Effect of early enteral feeding after upper gastrointestinal surgery

Trop Gastroenterol. 2008 Apr-Jun;29(2):91-4.

Abstract

Background and aims: The impact of early enteral nutrition in elective upper gastrointestinal surgery was the focus of this study, with particular reference to its feasibility and benefits.
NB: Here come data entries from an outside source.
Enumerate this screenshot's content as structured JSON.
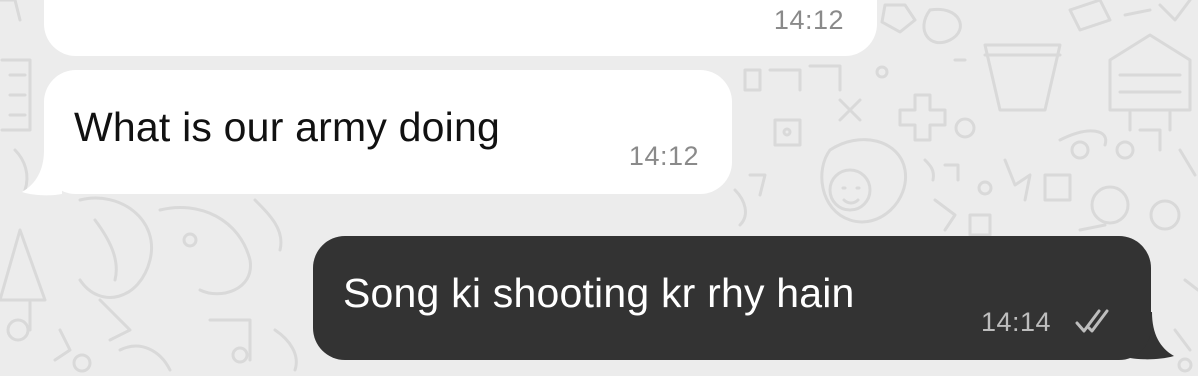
{
  "chat": {
    "messages": [
      {
        "direction": "incoming",
        "text": "",
        "time": "14:12"
      },
      {
        "direction": "incoming",
        "text": "What is our army doing",
        "time": "14:12"
      },
      {
        "direction": "outgoing",
        "text": "Song ki shooting kr rhy hain",
        "time": "14:14",
        "status_icon": "read-double-check-icon"
      }
    ]
  },
  "colors": {
    "wallpaper": "#ececec",
    "incoming_bubble": "#ffffff",
    "outgoing_bubble": "#333333",
    "incoming_text": "#111111",
    "outgoing_text": "#ffffff",
    "timestamp_incoming": "#8a8a8a",
    "timestamp_outgoing": "#bdbdbd"
  }
}
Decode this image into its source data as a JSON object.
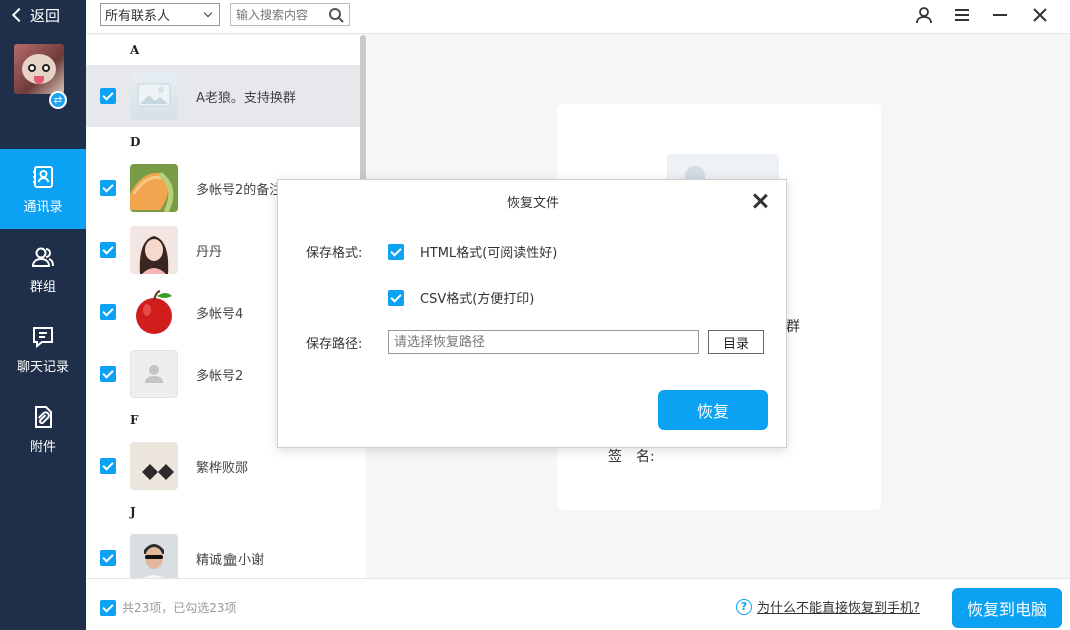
{
  "sidebar": {
    "back_label": "返回",
    "nav": [
      {
        "label": "通讯录",
        "icon": "contacts-icon",
        "active": true
      },
      {
        "label": "群组",
        "icon": "group-icon",
        "active": false
      },
      {
        "label": "聊天记录",
        "icon": "chat-icon",
        "active": false
      },
      {
        "label": "附件",
        "icon": "attachment-icon",
        "active": false
      }
    ]
  },
  "filter": {
    "selected": "所有联系人",
    "search_placeholder": "输入搜索内容"
  },
  "contacts": {
    "letters": [
      "A",
      "D",
      "F",
      "J"
    ],
    "items": [
      {
        "name": "A老狼。支持换群",
        "checked": true
      },
      {
        "name": "多帐号2的备注",
        "checked": true
      },
      {
        "name": "丹丹",
        "checked": true
      },
      {
        "name": "多帐号4",
        "checked": true
      },
      {
        "name": "多帐号2",
        "checked": true
      },
      {
        "name": "繁桦败郧",
        "checked": true
      },
      {
        "name": "精诚",
        "name_suffix": "小谢",
        "checked": true
      }
    ]
  },
  "detail": {
    "group_fragment": "群",
    "signature_label": "签　名:"
  },
  "dialog": {
    "title": "恢复文件",
    "format_label": "保存格式:",
    "option_html": "HTML格式(可阅读性好)",
    "option_csv": "CSV格式(方便打印)",
    "path_label": "保存路径:",
    "path_placeholder": "请选择恢复路径",
    "dir_button": "目录",
    "restore_button": "恢复"
  },
  "bottom": {
    "count_text": "共23项，已勾选23项",
    "help_text": "为什么不能直接恢复到手机?",
    "restore_pc_button": "恢复到电脑"
  },
  "colors": {
    "accent": "#0ba2f4",
    "sidebar_bg": "#1f2f4a"
  }
}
Method: This prospective study was carried out over 2 years. The study group included 30 patients and the control group had 31patients. Twenty-two patients in each group underwent truncal vagotomy and gastrojejunostomy for chronic duodenal ulcer and gastric outlet obstruction. Eight patients in the study group and nine in the control group underwent gastrectomy for carcinoma stomach. A standard milk-based diet was initiated 12 hours after surgery through a nasojejunal tube. The patients were monitored for side effects of enteral feeding and postoperative infective complications. Nitrogen balance and nutritional parameters like the body weight, serum albumin, and serum transferrin were measured pre and postoperatively.
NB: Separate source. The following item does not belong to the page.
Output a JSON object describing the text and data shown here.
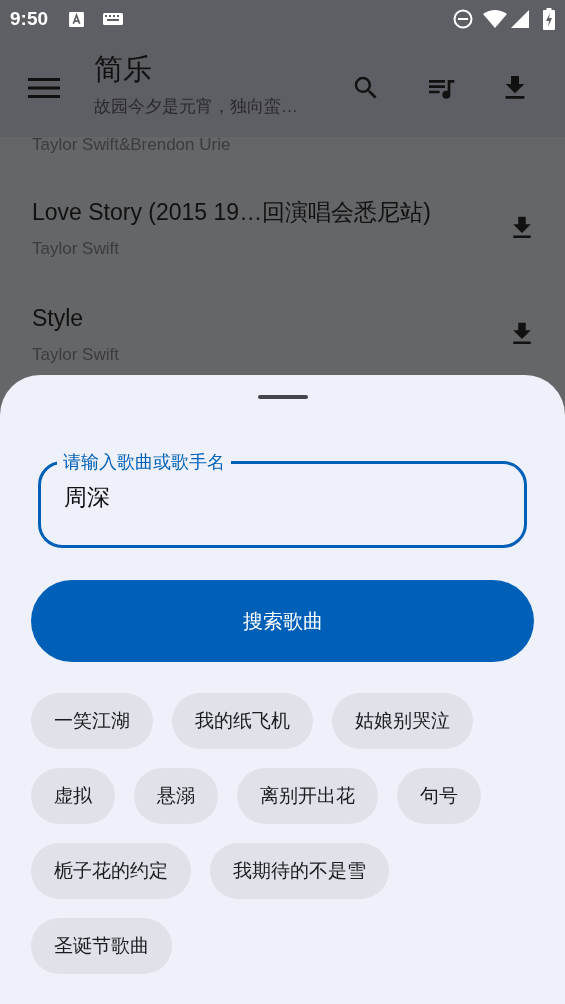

Results: The groups were comparable with respect to age, sex, and preoperative nutritional factors like body weight, serum albumin, and serum transferrin. The return of bowel sounds and passage of flatus took place significantly earlier in the study group (1.43 vs. 2.81 days). Diarrhoea and abdominal cramps were the significant complications noted in the study group in relation to early enteral feeding. No patient required withdrawal of enteral feeds. They showed a positive nitrogen balance on the fourth postoperative day. The patients in the study group showed significant increase in the serum transferrin level compared with the preoperative level but the serum albumin level was not significantly altered.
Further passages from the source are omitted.